Mike Ward a été le premier frappeur, la balle a été reprise par Guy Nantel, dans un sketch se voulant une réplique à la liberté d’expression.

J’aime l’humour, j’aime rire. Surtout lorsque c’est drôle. Mais selon moi, la limite à ne pas franchir commence au moment où, gratuitement, on se met à blesser une personne. Chers humoristes, permettez-moi de vous rappeler la différence qui existe entre rire d’une situation, d’un contexte, d’une communauté et de blesser une personne en particulier. Vous pouvez mettre en évidence les travers des gros, des petits gros, des gais, des groupes ethniques : des représentants de ces groupes pourront vous donner la réplique. Mais s’en prendre aux caractéristiques physiques d’une personne dépasse la limite.

Nous avons la chance de vivre dans un pays qui accorde une large part à la liberté d’expression. Ce grand principe est le fondement de la démocratie qui permet à chacun d’exprimer ses idées et ses opinions et à l’autre de répliquer. L’humour a élargi ce principe démocratique sans se donner de balises.

J’aime rire, mais je trouve inadmissible de rire d’un enfant. Il est interdit d’abuser d’un enfant, que ce soit physiquement, sexuellement ou psychologiquement.

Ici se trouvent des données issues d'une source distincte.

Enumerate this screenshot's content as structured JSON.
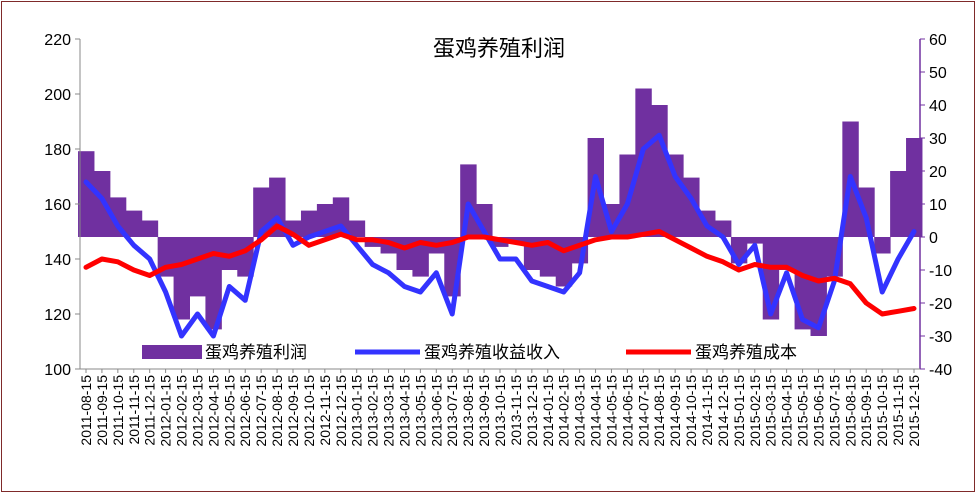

Traiter publiquement Ariane Moffatt de grosse lesbienne dépasse la règle élémentaire du droit à la liberté d’expression. Il s’agit d’une attaque qui vise la personne elle-même.

Lorsque l’un de nos plus grands humoristes, Martin Matte, décide au nom de la liberté d’expression de brimer la liberté d’Éric Salvail en dévoilant son orientation sexuelle, il dépasse la limite. Moi aussi j’étais agacé par les allusions à peine voilées d’Éric Salvail, et je souhaite que les personnalités publiques sortent du placard, je m’y attarde depuis 40 ans. Tout le monde savait, dit-on. Rien de moins certain ! Les artistes évoluent dans leur propre monde, une microsociété. Peut-être que le milieu connaissait son orientation sexuelle. Martin Matte en a fait l’annonce à deux millions de personnes. Ce droit revenait à Éric Salvail, même si je crois qu’il est périlleux pour une personnalité publique de cacher son identité réelle.

Enfin, rappelons que les Chartes des droits et libertés de la personne sont écrites au singulier. Il s’agit d’interdire la discrimination envers une personne.

Continuez de nous faire rire, inspirez-vous d’Yvon Deschamps, de Sol, d’André Sauvé, de Louis-José Houde, de l’Oncle Georges et de bien d’autres, qui ont compris que l’humour est un jeu de l’esprit. Dommage que Martin Matte ait été entraîné dans cette mésaventure, lui qui a l’habitude de manier le jeu de l’esprit avec habileté de manière à faire rire.

Le Québec a suffisamment d’esprit pour nous faire rire et faire un « Bye Bye » qui soit drôle sans blesser les personnes. Aiguisons nos esprits.